Child, Youth and Family Te Tari Āwhina i te Tamaiti, te Rangatahi, tae atu ki te Whānau
- Logo of Child, Youth and Family

Agency overview
- Formed: 1999
- Dissolved: 2017
- Superseding agency: Oranga Tamariki – Ministry for Children;
- Jurisdiction: New Zealand
- Parent agency: New Zealand Ministry of Social Development
- Website: http://www.cyf.govt.nz/

= Child, Youth and Family (New Zealand) =

New Zealand government agency for children, young people and families

Child, Youth and Family (CYF; in Māori, Te Tari Awhina i te Tamaiti, te Rangatahi, tae atu ki te Whānau), was the government agency that had legal powers to intervene to protect and help children who are being abused or neglected or who have problem behaviour until it was replaced by a new Ministry for Vulnerable Children in April 2017. CYF worked with the Police and the Courts in dealing with young offenders under the youth justice system. It provided residential and care services for children in need of care and protection and for young offenders. CYF assessed people who wished to adopt children and it reported to the Family Court on adoption applications. CYF facilitated the exchange of identifying information for parties to past adoptions. The agency also funded community organisations working with children, young people and their families to support the community's role in protecting and helping children.

==History==
Child, Youth and Family had its origins in the Child Welfare Division of the Department of Education. On 1 April 1972, the division was merged with the Social Security Department to form the Department of Social Welfare. That department was reorganised on 1 May 1992 into business units, including the New Zealand Children and Young Persons Service (CYPS), which was subsequently renamed the Children, Young Persons and their Families Agency (CYPFA), to align its name with the legislation it was administering. On 1 October 1999 it was established as a separate Department of Child, Youth and Family Services (CYFS). Then, on 1 July 2006, it was amalgamated back into the Ministry of Social Development as a business unit under the name Child, Youth and Family (CYF).
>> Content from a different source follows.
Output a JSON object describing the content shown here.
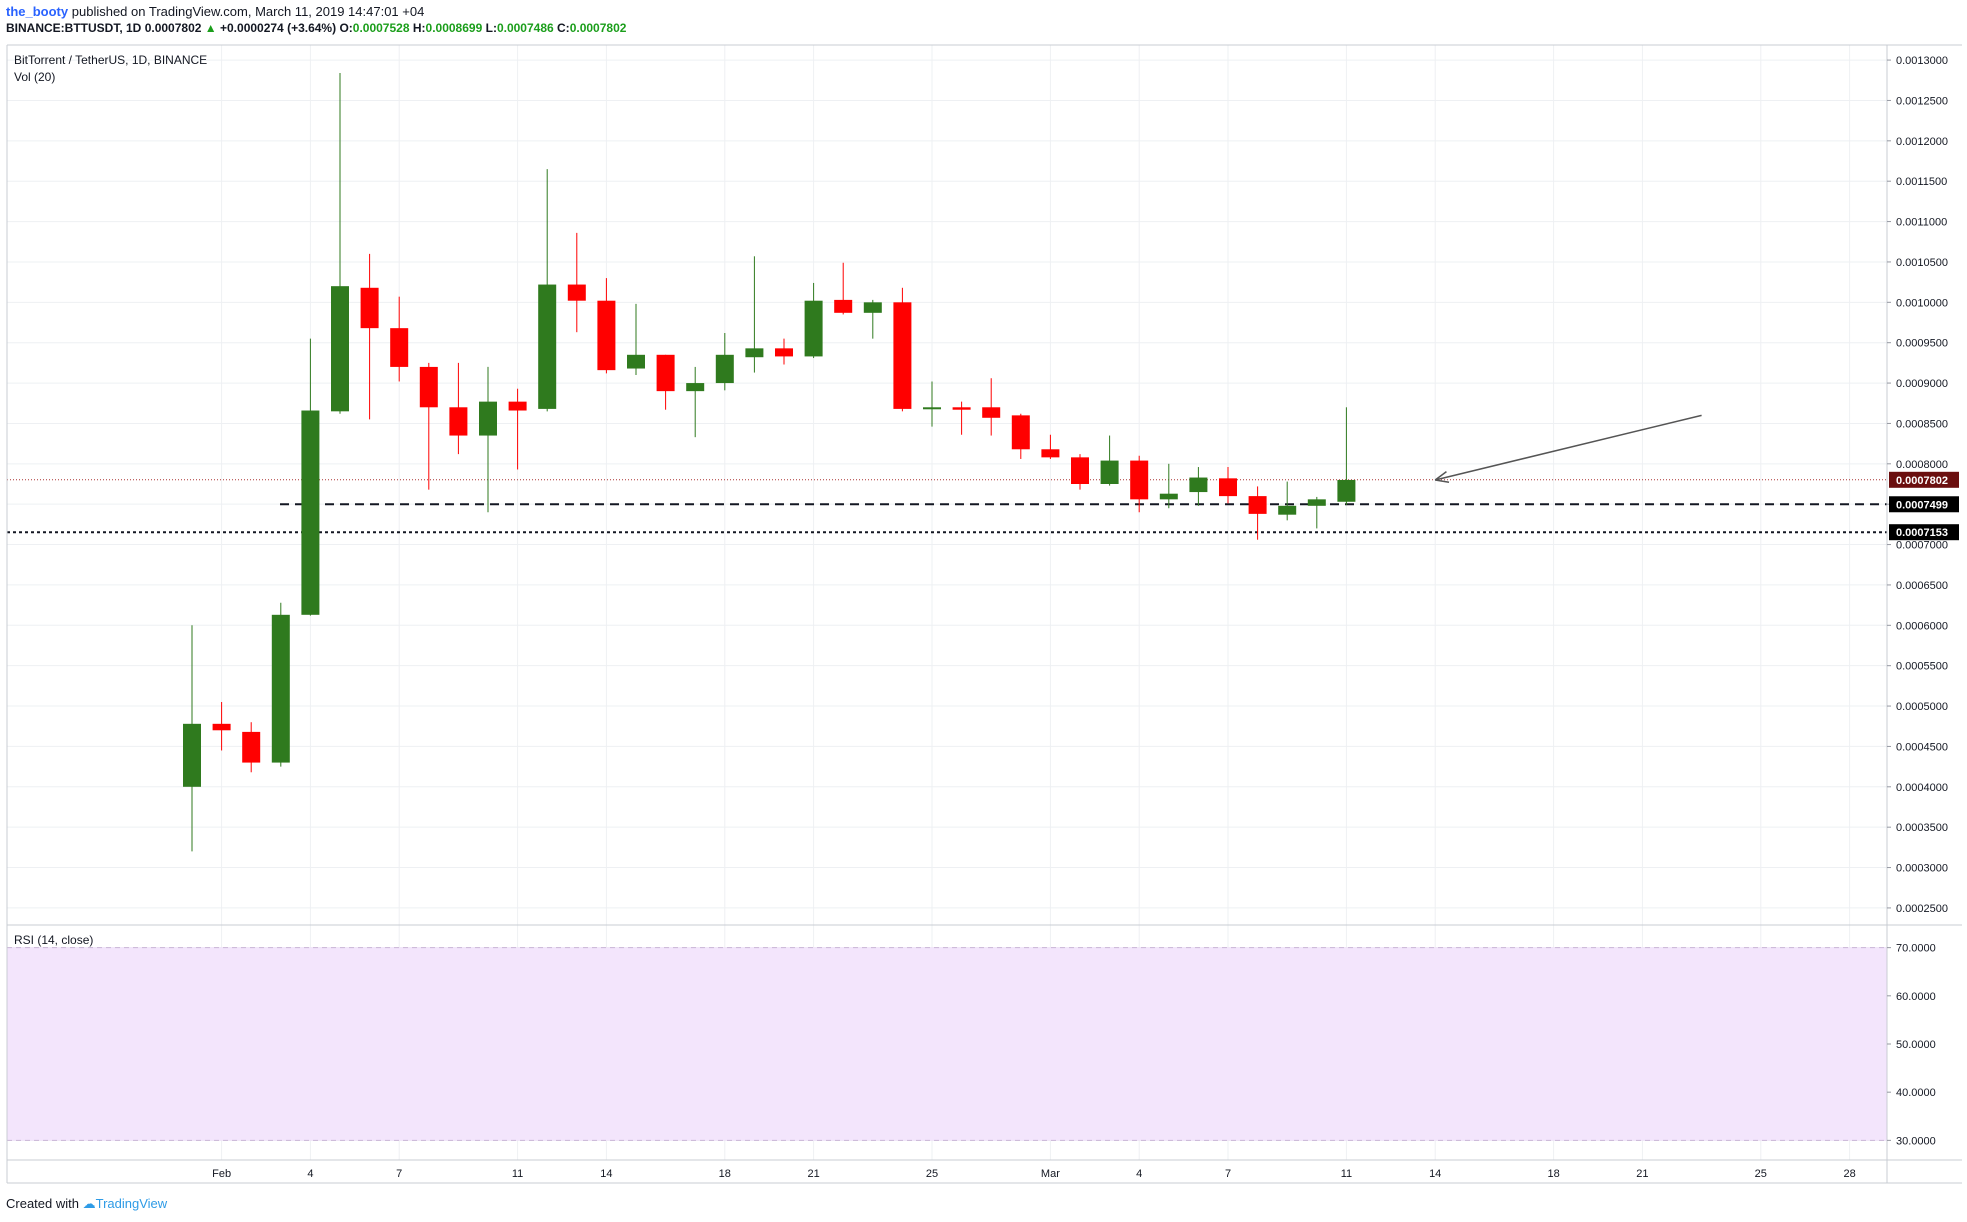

Child, Youth and Family became a functional unit of the Ministry of Social Development (MSD), following the 2006 merger of the Department of Child, Youth and Family Services (CYFS) and MSD. Until April 2017, CYF fell under the portfolio of the Minister for Social Development. In April 2017, after the passage of enacting legislation, CYF was replaced by the Ministry for Vulnerable Children (now Oranga Tamariki – Ministry for Children).

==Legislation==
MSD administered, or was involved in administering, the following CYF-related legislation:
- Adoption Act 1955,
- Adult Adoption Information Act 1985,
- Adoption (Intercountry) Act 1997,
- Care of Children Act 2004,
- Children, Young Persons, and Their Families Act 1989,
- Disabled Persons Community Welfare Act 1975,
- Protection of Personal and Property Rights Act 1988.

==Responsibilities==
Protecting children and young people who were at risk of or who had been abused or neglected, or who were at risk of offending, was the service's primary responsibility, and it carried out investigations when a child or young person was believed to be "at risk". Where there was a risk of serious harm, it could exercise powers to ensure that the child was kept safe from that risk. The department also dealt with youth justice, a section of the law that dealt mainly with offending by young people aged 14–16 years, and adoption through the Adoption Information and Services Unit (AISU).

In addition, the department provided residential and care services for children and young people who required placing away from their parents, guardians or usual caregivers, and funded a wide range of community-based social services, with a focus on children, young people and families in need of support.

==CYFS Watch blog==
In January 2007, a controversial blog "CYFS Watch" appeared on Google's Blogger. The blog's stated aim was unveiling examples of alleged incompetence by the Child Youth and Family Service and published the personal details of several CYFS social workers. The Ministry responded by complaining to Google. In late February, the blog's anonymous author made death threats towards Green MP Sue Bradford as a result of her Crimes (Abolition of Force as a Justification for Child Discipline) Amendment Bill 2005. Google responded on 22 February 2007 by deleting the site as a breach of their terms of service.